The judiciary-military tangle in Pakistan
Its different power centres are asserting themselves. There is uncertainty aheadUpdated: Dec 18, 2019 19:25 IST
The death sentence given to former military ruler Pervez Musharraf in a treason case is unprecedented in Pakistan, where the army has ruled for almost half of the country’s history and continues to play an outsized role. The verdict by a special court, handed down in a case against Mr Musharraf for imposing emergency in 2007, has clearly embarrassed and angered the military. While opposing the sentence, the military said Mr Musharraf can never be a traitor.
Mr Musharraf had once famously remarked that Pakistan’s Constitution was just a piece of paper to be thrown in the dustbin. This cavalier attitude had characterised his years as both army chief and then Pakistan’s ruler, from the decision to send troops to occupy strategic heights in the Kargil sector, which led to a conflict with India, or his move to take on the judiciary in 2007, which ultimately led to his downfall.
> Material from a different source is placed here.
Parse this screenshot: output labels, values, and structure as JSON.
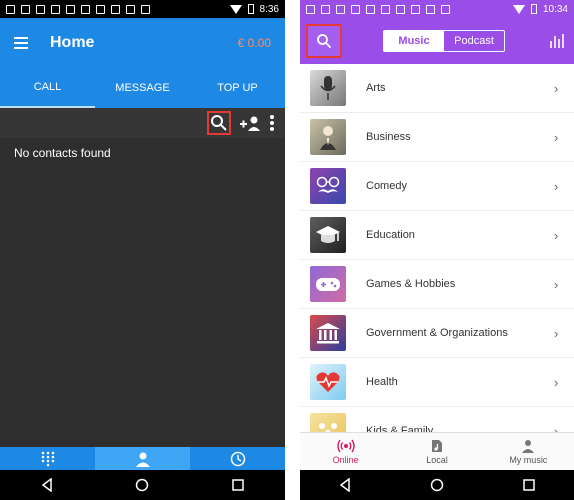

Pakistan’s judiciary has had a complicated and complex relationship with both the military and the civilian government, sometimes adopting an unnecessary role as a power arbitrator. The death sentence will have far-reaching ramifications, and could trigger uncertainty, as Pakistan’s different power centres seek to assert themselves. It remains to be seen whether the verdict will send out a message that the generals can no longer interfere in politics and grab power, or whether the military, which in recent years, has begun shaping electoral outcomes to suit its needs instead of assuming power directly, will ensure it remains the dominant force. But it, nonetheless, represents a significant moment in the country’s complex polity.